The capital flow question is particularly important. The current international monetary system relies on friction — the time and cost of moving capital across borders provides a natural buffer that prevents sudden, large-scale capital movements from destabilising exchange rates or financial systems. CBDCs that enable instantaneous cross-border capital movements could, in principle, significantly reduce this friction. The implications for exchange rate volatility, monetary policy effectiveness, and financial stability in smaller, more capital-constrained economies are significant and underexplored in most CBDC policy discussions.

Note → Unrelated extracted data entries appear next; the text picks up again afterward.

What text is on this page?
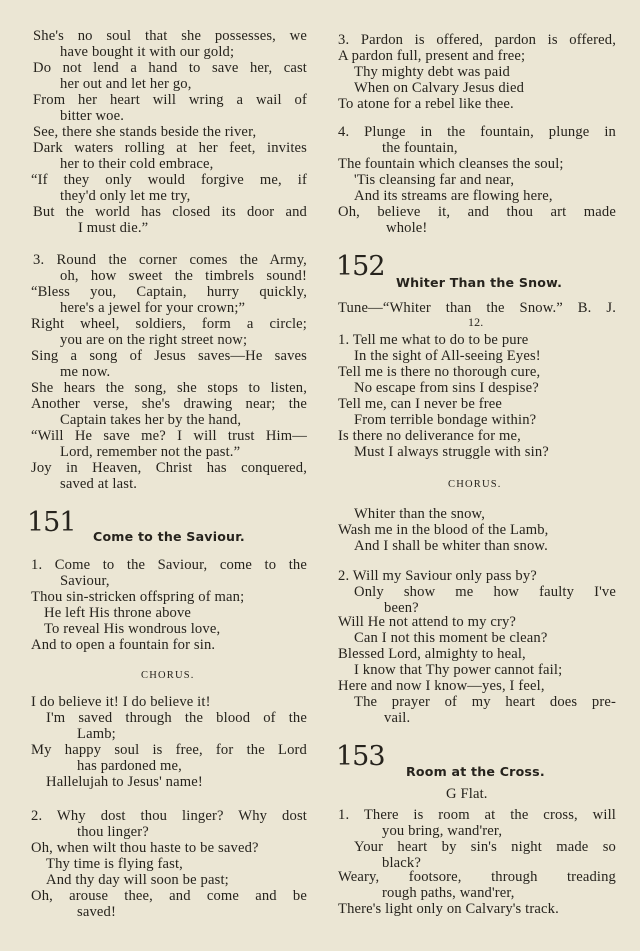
She's no soul that she possesses, we
have bought it with our gold;
Do not lend a hand to save her, cast
her out and let her go,
From her heart will wring a wail of
bitter woe.
See, there she stands beside the river,
Dark waters rolling at her feet, invites
her to their cold embrace,
“If they only would forgive me, if
they'd only let me try,
But the world has closed its door and
I must die.”
3. Round the corner comes the Army,
oh, how sweet the timbrels sound!
“Bless you, Captain, hurry quickly,
here's a jewel for your crown;”
Right wheel, soldiers, form a circle;
you are on the right street now;
Sing a song of Jesus saves—He saves
me now.
She hears the song, she stops to listen,
Another verse, she's drawing near; the
Captain takes her by the hand,
“Will He save me? I will trust Him—
Lord, remember not the past.”
Joy in Heaven, Christ has conquered,
saved at last.
151 Come to the Saviour.
1. Come to the Saviour, come to the
Saviour,
Thou sin-stricken offspring of man;
He left His throne above
To reveal His wondrous love,
And to open a fountain for sin.
CHORUS.
I do believe it! I do believe it!
I'm saved through the blood of the
Lamb;
My happy soul is free, for the Lord
has pardoned me,
Hallelujah to Jesus' name!
2. Why dost thou linger? Why dost
thou linger?
Oh, when wilt thou haste to be saved?
Thy time is flying fast,
And thy day will soon be past;
Oh, arouse thee, and come and be
saved!
3. Pardon is offered, pardon is offered,
A pardon full, present and free;
Thy mighty debt was paid
When on Calvary Jesus died
To atone for a rebel like thee.
4. Plunge in the fountain, plunge in
the fountain,
The fountain which cleanses the soul;
'Tis cleansing far and near,
And its streams are flowing here,
Oh, believe it, and thou art made
whole!
152
Whiter Than the Snow.
Tune—“Whiter than the Snow.” B. J.
12.
1. Tell me what to do to be pure
In the sight of All-seeing Eyes!
Tell me is there no thorough cure,
No escape from sins I despise?
Tell me, can I never be free
From terrible bondage within?
Is there no deliverance for me,
Must I always struggle with sin?
CHORUS.
Whiter than the snow,
Wash me in the blood of the Lamb,
And I shall be whiter than snow.
2. Will my Saviour only pass by?
Only show me how faulty I've
been?
Will He not attend to my cry?
Can I not this moment be clean?
Blessed Lord, almighty to heal,
I know that Thy power cannot fail;
Here and now I know—yes, I feel,
The prayer of my heart does pre-
vail.
153 Room at the Cross.
G Flat.
1. There is room at the cross, will
you bring, wand'rer,
Your heart by sin's night made so
black?
Weary, footsore, through treading
rough paths, wand'rer,
There's light only on Calvary's track.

PIIE has been among the few institutions to take seriously the dollarization risk from stablecoins. If dollar-pegged stablecoins achieve widespread adoption in countries with inflation-prone domestic currencies, those countries effectively import US monetary policy — inheriting dollar interest rates and dollar monetary conditions without any mechanism to adjust for their specific economic circumstances. This is not a hypothetical: Turkey, Argentina, and several African countries have seen significant stablecoin adoption driven by exactly this dynamic. PIIE’s analysis of these cases connects economic theory about currency competition to real-world policy implications in ways that domestic US financial regulation analysis does not.
The Dollar’s Reserve Currency Role
The question of how digital currencies affect the dollar’s reserve currency role is PIIE’s most distinctive analytical territory. The dollar’s international role provides the United States with what Valery Giscard d’Estaing famously called an “exorbitant privilege” — the ability to borrow cheaply in its own currency, the power to impose financial sanctions through payment system control, and the macroeconomic flexibility that comes from issuing the world’s primary reserve currency.

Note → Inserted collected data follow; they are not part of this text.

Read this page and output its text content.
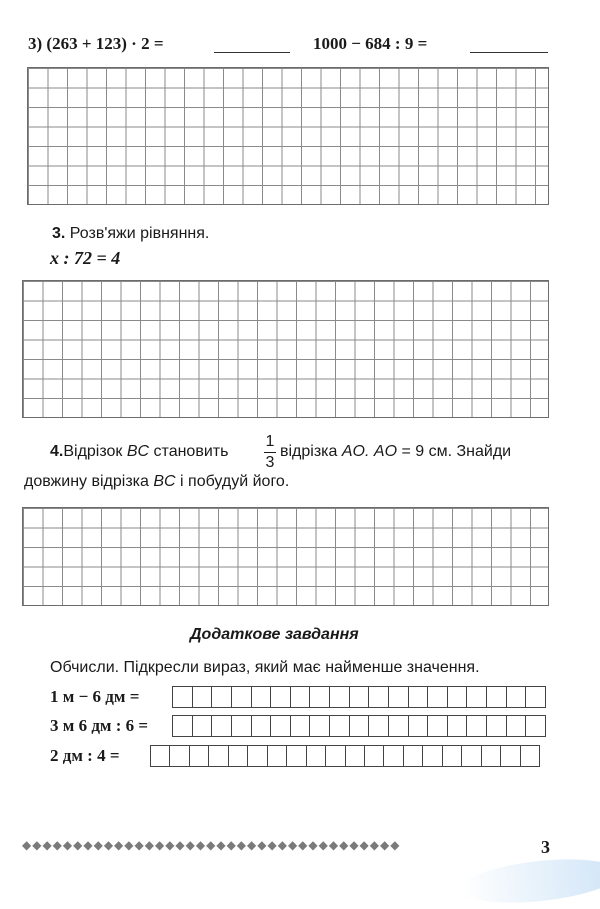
3) (263 + 123) · 2 =	1000 − 684 : 9 =
3. Розв'яжи рівняння.
x : 72 = 4
4.Відрізок BC становить
1
3
відрізка AO. AO = 9 см. Знайди
довжину відрізка BC і побудуй його.
Додаткове завдання
Обчисли. Підкресли вираз, який має найменше значення.
1 м − 6 дм =
3 м 6 дм : 6 =
2 дм : 4 =
◆◆◆◆◆◆◆◆◆◆◆◆◆◆◆◆◆◆◆◆◆◆◆◆◆◆◆◆◆◆◆◆◆◆◆◆◆	3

PIIE researchers have examined multiple mechanisms by which the digital currency landscape could affect this privilege. A widely-adopted Chinese CBDC that settles international trade in yuan rather than dollars would reduce dollar demand. Multi-CBDC platforms that enable dollar-free settlement would reduce the volume of international transactions that touch the dollar payment system. Even dollar-pegged private stablecoins create ambiguity about how US financial sanctions apply, potentially reducing the dollar’s utility as a sanctions instrument.
The PIIE analysis does not predict imminent dollar displacement — the network effects of dollar dominance are large and persistent. But it takes seriously the possibility of gradual erosion and argues that US policy should account for this risk rather than dismissing it. This is a more nuanced position than either “crypto will replace the dollar” (implausible) or “dollar hegemony is unassailable” (complacent).
The Macroeconomic Lens in a Securities Law Debate
PIIE’s core contribution to crypto policy debates is ensuring that macroeconomic and international monetary considerations are not crowded out by the securities law and consumer protection framing that dominates Washington crypto discussions. The question of whether Coinbase should be registered as an exchange under the Securities Exchange Act is genuinely important. So is the question of how dollar-pegged stablecoin proliferation affects the monetary sovereignty of developing countries — a question that PIIE is better positioned to answer than any securities regulator.
For policymakers and practitioners trying to understand the full implications of digital asset regulation, PIIE provides the international macroeconomic dimension that most domestic analysis leaves on the table. Its research is a corrective to the jurisdictional and institutional biases that shape which questions Washington’s regulatory debate asks.